The 3 metre high by 2 metre wide relief shows a man that is depicted as a superhuman with feet made of monster faces and shin bones visible through the flesh. There is also an eagle-like bird of prey which was considered sacred in the ancient Andes.
The relic was unearthed by Koichiro Shibata, an associate professor who specializes in Andean archaeology, during an excavation conducted at the Huaca Partida ruins, which are located about 400 kilometres northwest of Lima. The site contains the remains of a palace and temple with chambers and three layers of bases.

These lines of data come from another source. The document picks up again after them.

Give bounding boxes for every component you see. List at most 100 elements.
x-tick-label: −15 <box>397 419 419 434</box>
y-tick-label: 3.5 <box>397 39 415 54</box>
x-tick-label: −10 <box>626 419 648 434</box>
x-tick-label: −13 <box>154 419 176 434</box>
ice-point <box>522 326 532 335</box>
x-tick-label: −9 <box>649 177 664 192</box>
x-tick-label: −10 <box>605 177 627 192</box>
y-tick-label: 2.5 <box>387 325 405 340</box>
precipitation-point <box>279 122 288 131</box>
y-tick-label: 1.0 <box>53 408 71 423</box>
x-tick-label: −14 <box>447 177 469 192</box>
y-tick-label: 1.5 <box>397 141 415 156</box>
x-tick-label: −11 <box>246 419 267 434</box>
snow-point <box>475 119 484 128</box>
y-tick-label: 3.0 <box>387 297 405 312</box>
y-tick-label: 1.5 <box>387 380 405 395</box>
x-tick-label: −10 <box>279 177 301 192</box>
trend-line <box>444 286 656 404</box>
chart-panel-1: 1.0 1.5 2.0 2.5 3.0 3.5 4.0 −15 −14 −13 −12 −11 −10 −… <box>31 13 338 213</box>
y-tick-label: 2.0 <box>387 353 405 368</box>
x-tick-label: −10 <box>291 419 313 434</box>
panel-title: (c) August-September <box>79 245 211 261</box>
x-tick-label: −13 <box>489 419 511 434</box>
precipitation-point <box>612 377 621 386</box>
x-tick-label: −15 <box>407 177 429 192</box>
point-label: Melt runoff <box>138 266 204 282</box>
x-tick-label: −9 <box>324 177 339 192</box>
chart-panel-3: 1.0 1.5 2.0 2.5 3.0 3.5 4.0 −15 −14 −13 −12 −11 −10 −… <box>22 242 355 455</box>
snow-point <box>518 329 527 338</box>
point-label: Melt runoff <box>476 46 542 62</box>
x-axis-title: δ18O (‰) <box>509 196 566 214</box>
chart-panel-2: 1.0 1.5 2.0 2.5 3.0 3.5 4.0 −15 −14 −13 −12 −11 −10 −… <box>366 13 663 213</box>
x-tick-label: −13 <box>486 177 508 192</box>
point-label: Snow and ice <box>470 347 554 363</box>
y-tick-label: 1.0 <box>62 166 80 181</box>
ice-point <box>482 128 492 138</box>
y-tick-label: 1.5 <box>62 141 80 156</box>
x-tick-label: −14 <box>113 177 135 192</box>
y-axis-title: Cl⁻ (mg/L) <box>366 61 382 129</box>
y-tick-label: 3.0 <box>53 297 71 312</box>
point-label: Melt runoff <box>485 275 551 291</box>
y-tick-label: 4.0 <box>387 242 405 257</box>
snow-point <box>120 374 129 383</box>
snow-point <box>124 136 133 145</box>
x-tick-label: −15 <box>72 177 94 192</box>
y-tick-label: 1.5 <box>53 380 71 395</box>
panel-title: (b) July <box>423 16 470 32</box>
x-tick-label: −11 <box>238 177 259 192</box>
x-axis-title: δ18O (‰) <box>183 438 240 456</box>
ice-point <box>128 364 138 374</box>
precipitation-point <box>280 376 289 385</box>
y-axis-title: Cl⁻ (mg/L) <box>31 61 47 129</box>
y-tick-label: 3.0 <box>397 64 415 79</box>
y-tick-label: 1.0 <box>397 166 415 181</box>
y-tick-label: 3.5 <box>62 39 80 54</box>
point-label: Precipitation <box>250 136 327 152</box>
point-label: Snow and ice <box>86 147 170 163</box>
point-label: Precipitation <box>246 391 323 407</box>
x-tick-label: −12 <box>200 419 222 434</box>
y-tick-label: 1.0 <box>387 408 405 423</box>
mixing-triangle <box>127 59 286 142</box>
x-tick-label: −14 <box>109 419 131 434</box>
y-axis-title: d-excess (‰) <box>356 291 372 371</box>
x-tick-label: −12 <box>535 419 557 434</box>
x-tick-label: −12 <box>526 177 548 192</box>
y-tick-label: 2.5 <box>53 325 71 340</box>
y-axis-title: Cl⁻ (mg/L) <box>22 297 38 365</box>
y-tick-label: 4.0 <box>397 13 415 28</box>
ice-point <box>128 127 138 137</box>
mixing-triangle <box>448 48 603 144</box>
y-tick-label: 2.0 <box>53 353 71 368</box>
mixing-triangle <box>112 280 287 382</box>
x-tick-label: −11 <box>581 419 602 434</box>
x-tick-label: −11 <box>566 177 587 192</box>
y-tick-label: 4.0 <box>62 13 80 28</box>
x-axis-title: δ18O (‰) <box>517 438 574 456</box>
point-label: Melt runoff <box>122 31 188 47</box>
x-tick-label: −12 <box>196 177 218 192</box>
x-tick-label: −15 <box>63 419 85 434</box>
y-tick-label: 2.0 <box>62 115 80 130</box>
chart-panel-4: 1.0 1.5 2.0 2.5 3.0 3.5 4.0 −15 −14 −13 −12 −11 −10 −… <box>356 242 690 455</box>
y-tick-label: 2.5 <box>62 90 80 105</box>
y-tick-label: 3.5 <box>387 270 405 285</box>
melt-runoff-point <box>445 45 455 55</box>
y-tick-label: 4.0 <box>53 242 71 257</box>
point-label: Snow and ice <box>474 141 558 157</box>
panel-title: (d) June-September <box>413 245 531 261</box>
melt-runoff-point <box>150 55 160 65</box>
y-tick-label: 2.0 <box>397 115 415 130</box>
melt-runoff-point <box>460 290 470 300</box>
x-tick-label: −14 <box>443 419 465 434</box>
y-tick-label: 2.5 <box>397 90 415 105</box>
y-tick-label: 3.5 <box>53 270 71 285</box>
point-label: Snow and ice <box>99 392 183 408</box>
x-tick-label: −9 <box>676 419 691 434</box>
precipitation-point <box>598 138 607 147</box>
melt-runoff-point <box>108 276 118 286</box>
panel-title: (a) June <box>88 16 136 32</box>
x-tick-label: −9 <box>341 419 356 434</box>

The largest known relief dating from the ancient Andean civilization, which measured 3 metres high by 4 metres wide and featured a jaguar, was found at the same ruins in 2005. The reliefs found by Shibata relate to the east and south walls of a chamber on the top place. The latest discovery suggests that the north and west walls are also covered in a relief and further work will be undertaken to try to establish this.
“There must be more than 10 reliefs that we haven’t excavated yet,” said Shibata. “The discovery of reliefs on such a scale is unprecedented. It’s a big discovery.”